İşte klasik filmlerden kesilmiş etkileyici 7 sahne:

The Shining (1980)

Stanley Kubrick’in yönettiği The Shining (Cinnet) aslında filmin anlatısını tamamen değiştirecek bir epilog sahnesi içerecek şekilde tasarlanmıştı. Stephen King’in romanda yazdığı sonu reddeden Kubrick yapım süreci boyunca filmin artık ikonik hale gelen final sahneleri konusunda kararsız kaldı.

King’in hikâyesinde Jack (filmde Jack Nicholson tarafından canlandırılır), oğlu ve eşinin kaçmayı başarmasının ardından Overlook Oteli’nde çıkan bir yangında ölür. Kubrick bu sonun sinemada iyi işleyeceğini düşünmedi ve farklı alternatif finaller üzerinde kafa yormaya başladı; bunlardan biri de Jack’in oğlu Danny’nin ölmesi fikriydi.

Tüm titizliği ve detaylara olan takıntısıyla tanınan Kubrick filmin sonunun mantıksal olarak anlamlı olmasından ziyade seyircide en güçlü duygusal etkiyi bırakacak sahneyi bulmaya odaklanmıştı.

Warner Bros., Kubrick’ten filmi kısaltmasını istediğinde yönetmen iki önemli sahneyi çıkardı: Bunlardan biri Jack’in otelin karanlık geçmişini anlatan “lanetli bir hatıra defteri”ni keşfettiği sahneydi. Diğeri ise Jack’in donmuş hâlde görüldüğü sahneden sonra ve 1921 tarihli gizemli fotoğrafın gösterilmesinden önce geçen, yaklaşık iki dakikalık bir hastane sahnesiydi. Bu sahnede Overlook Oteli’nin müdürü Stuart Ullman hastanede Wendy ve Danny’yi ziyaret ediyor; onlara otelde hiçbir olağandışı olaya dair kanıt bulunamadığını söylüyordu. Ardından da filmde daha önce görünmeyen bir güç tarafından Danny’ye doğru yuvarlanan o meşhur topu ona uzatıyordu.

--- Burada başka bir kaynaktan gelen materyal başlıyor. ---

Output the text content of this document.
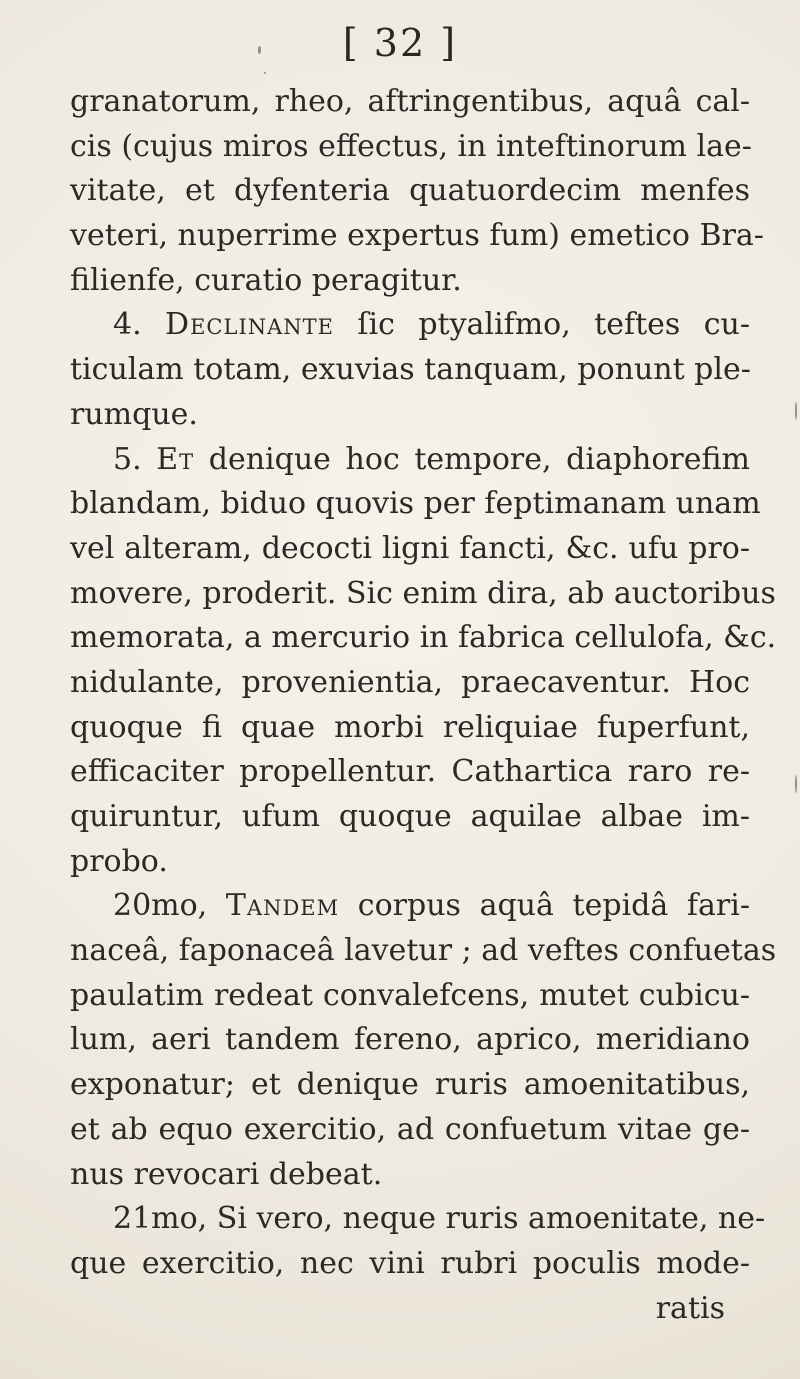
[ 32 ]
granatorum, rheo, aftringentibus, aquâ cal-
cis (cujus miros effectus, in inteftinorum lae-
vitate, et dyfenteria quatuordecim menfes
veteri, nuperrime expertus fum) emetico Bra-
filienfe, curatio peragitur.
4. Declinante ſic ptyalifmo, teftes cu-
ticulam totam, exuvias tanquam, ponunt ple-
rumque.
5. Et denique hoc tempore, diaphorefim
blandam, biduo quovis per feptimanam unam
vel alteram, decocti ligni fancti, &c. ufu pro-
movere, proderit. Sic enim dira, ab auctoribus
memorata, a mercurio in fabrica cellulofa, &c.
nidulante, provenientia, praecaventur. Hoc
quoque fi quae morbi reliquiae fuperfunt,
efficaciter propellentur. Cathartica raro re-
quiruntur, ufum quoque aquilae albae im-
probo.
20mo, Tandem corpus aquâ tepidâ fari-
naceâ, faponaceâ lavetur ; ad veftes confuetas
paulatim redeat convalefcens, mutet cubicu-
lum, aeri tandem fereno, aprico, meridiano
exponatur; et denique ruris amoenitatibus,
et ab equo exercitio, ad confuetum vitae ge-
nus revocari debeat.
21mo, Si vero, neque ruris amoenitate, ne-
que exercitio, nec vini rubri poculis mode-
ratis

Warner Bros. bu sonu çok belirsiz bulunca Kubrick’ten onu kesmesini istedi ve böylece son filmde görünen son tamamen yeniden şekillendirildi.

Pretty Woman (1990)

Yönetmen Garry Marshall’ın Pretty Woman filmi başlangıçta çok kasvetli bir sona sahipti. Filmin son versiyonu Julia Roberts ve Richard Gere’in karakterlerinin tekrar bir araya geldiği bir mutlu son tasvir ederken senarist J.F. Lawton’ın orijinal senaryo taslağı çok farklıydı. Bu taslağa göre Edward, Vivian’ı arabadan kovuyor, yüzüne para fırlatıyordu. Vivian bu olayın ardından parayı kullanarak Disneyland’a hüzünlü bir yolculuk yapıyor ve daha da batağa saplanıyordu. Disney projeyi devraldığında filmin daha modern ve keyifli bir peri masalına dönüştürülmesinde ısrar etti.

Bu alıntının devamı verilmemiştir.